Thursday, November 24, 2011

Nodeing for a Month

Writing code everyday in Node.js for a month

Edit: Jump to a future day (right now you are on Day 1):
http://nodeing.blogspot.com/2011/11/nodejs-day-2.html
http://nodeing.blogspot.com/2011/11/nodejs-day-3.html

To add to the Internet Soap Opera surrounding Node, I thought it might be interesting to actually implement something in Node.js and write down my experiences. So, for the next month I will write some Node.js code every day (each day making the program slightly bigger), and jot down my thoughts on the process here.

While I'm at it, I may as well chuck in MongoDB.

Where I'm coming from

During the day I work as a programmer on boring code using well tested (old) underlying technology (including very large quantities of Tcl code which surprisingly works well and a very old reliable SQL engine). Bugs are almost never found to be from a bug in the platform in my day job.

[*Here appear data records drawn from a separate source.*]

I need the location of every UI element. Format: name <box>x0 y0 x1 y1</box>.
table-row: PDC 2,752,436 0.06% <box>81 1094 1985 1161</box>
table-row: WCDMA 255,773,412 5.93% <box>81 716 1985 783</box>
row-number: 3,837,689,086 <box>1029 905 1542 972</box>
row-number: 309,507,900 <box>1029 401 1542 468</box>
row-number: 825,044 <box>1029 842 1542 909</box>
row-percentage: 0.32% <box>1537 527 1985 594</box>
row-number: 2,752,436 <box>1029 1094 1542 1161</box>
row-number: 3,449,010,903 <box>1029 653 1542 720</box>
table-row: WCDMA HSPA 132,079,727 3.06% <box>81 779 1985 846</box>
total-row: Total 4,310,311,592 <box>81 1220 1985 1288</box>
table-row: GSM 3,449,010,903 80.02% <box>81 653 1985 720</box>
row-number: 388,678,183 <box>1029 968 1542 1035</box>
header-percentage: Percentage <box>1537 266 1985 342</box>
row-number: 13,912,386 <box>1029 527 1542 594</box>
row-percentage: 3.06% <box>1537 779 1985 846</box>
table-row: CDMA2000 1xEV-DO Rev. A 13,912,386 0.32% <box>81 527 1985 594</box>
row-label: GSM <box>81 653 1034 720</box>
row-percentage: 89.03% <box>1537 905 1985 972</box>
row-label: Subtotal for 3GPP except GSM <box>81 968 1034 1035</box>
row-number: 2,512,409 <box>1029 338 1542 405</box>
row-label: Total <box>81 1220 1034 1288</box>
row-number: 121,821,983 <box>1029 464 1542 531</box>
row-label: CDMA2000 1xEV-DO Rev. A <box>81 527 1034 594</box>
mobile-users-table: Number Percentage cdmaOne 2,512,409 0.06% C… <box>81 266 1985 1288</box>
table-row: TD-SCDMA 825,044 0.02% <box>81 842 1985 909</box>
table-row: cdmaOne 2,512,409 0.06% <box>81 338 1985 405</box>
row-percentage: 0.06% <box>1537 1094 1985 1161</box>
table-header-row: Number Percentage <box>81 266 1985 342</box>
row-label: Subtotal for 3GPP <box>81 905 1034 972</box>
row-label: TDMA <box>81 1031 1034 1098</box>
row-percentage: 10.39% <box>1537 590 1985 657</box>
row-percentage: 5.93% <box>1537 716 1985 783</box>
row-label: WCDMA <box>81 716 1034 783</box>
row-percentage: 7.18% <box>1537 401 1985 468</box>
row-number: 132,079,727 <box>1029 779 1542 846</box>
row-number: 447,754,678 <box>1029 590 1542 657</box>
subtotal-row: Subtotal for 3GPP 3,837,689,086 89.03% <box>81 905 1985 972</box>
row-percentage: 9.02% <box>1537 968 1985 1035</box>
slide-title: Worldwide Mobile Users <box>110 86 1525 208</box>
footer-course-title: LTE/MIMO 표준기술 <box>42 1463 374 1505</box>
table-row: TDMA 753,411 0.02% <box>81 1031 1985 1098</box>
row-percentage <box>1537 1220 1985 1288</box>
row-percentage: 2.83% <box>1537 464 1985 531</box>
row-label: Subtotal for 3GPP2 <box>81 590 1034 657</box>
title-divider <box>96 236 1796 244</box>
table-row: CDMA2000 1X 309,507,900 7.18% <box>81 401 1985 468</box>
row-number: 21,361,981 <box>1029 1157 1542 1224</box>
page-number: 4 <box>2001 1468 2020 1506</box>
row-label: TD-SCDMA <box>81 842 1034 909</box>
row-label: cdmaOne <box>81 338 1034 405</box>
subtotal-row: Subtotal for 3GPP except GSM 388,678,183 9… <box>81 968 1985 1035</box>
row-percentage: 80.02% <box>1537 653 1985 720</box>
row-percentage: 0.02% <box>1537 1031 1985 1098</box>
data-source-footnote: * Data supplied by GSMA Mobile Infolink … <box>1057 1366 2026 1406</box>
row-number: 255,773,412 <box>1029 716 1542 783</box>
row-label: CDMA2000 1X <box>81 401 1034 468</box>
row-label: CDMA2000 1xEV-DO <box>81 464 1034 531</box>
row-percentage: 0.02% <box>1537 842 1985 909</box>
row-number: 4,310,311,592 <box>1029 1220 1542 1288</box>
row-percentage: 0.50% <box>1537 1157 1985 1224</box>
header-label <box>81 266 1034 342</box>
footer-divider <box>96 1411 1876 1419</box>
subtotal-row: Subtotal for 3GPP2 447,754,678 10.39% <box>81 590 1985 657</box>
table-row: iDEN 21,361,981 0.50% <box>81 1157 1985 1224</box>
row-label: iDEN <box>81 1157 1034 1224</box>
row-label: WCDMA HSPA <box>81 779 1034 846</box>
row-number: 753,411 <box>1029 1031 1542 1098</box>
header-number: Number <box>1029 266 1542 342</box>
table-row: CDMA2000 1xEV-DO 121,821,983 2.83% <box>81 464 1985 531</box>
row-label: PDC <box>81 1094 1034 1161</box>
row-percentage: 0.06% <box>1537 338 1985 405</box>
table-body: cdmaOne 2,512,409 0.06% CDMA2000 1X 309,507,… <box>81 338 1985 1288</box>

My uneducated thoughts before beginning this exercise
  • Both Node and MongoDB seem terribly error prone. If a Node instance has an uncaught exception and goes down, it is going to break things for several users I'm guessing.
  • Joins and query plans are both very useful. Explicit joins are going to be tedious, but at least the programmer will have a good idea of exactly what will happen on a join.
  • Error handling code full of anonymous function callbacks is going to be interesting (by which I mean horrific)
I have no doubt an excellent programmer can write a reliable system once the tools are well understood.
Good programming style might overcome some of these issues.

Getting Started

Npm (Node Package Manager) is definitely not ready for use on non-Cygwin Windows. The Node.js MSI installer works fine for Node, but npm is not able to install anything successfully - ryppi.py works fine though (thanks Jeroen Janssen!), so I'm off. I've installed express because that seems to be the thing to do.

Writing my first Node.js code

misc.js - Starting off with some boiler-place for binding my URLs - I really like the simple module system.

// Iterate through each module, bind its 'urls' assoc array.


bindurls = function(app, modules) {
for(var i=0; i<modules.length; i++) {
if(modules[i].urls) {
for(var key in modules[i].urls) {
app.get('/' + key, modules[i].urls[key]);
}
}
}
};
exports.bindurls = bindurls;

editor.js - A stub for testing out the binding

create = function(request, response) {
response.send('Hello from editor.create');
};


exports.urls = {'create': create};

init.js - A clean entry point

var express = require('express');
var editor = require('editor');
var misc = require('misc');


var app = express.createServer(express.logger());


misc.bindurls(app, [editor]);


app.get('/', function (request, response) {
response.send("<a href='/create'>Create New Thing</a>");
});


app.listen(80, function() {
console.log('Listening!');
});

First Thoughts


So far it feels good - I can understand the attraction of writing server-side code in Javascript! The code up to this point just had one bug, and the stack trace was rather odd - it will be interesting to this copes when the program starts to get some complexity.

Tomorrow


Bringing in MongoDB, and sketching out what the program will actually do.

3 comments:

  1. joins? Are you nuts? No seriously if you have document based database where your data comes nicely structured in an object you don't do joins which are very limited in my eyes.

    And MongoDB is not error prone, haven't lost any data since I started using it two years ago. The company behind it is very active in the open source field and competent in working with their users to improve mongodb's feature set.

    Btw, you might want to give coffeescript a try, it makes javascript highly readable.

    ReplyDelete
  2. Interesting that you're starting this at this time. Im doing Node.js every day for the next month too. I have a mentor taking me through the process.

    Just thought i'd point out. NPM works beautifully on Windows. I've had no issues with installs at all (although man pages fail).

    Ive used it for installs about 6 or 7 times in 3 days now and no issues at all.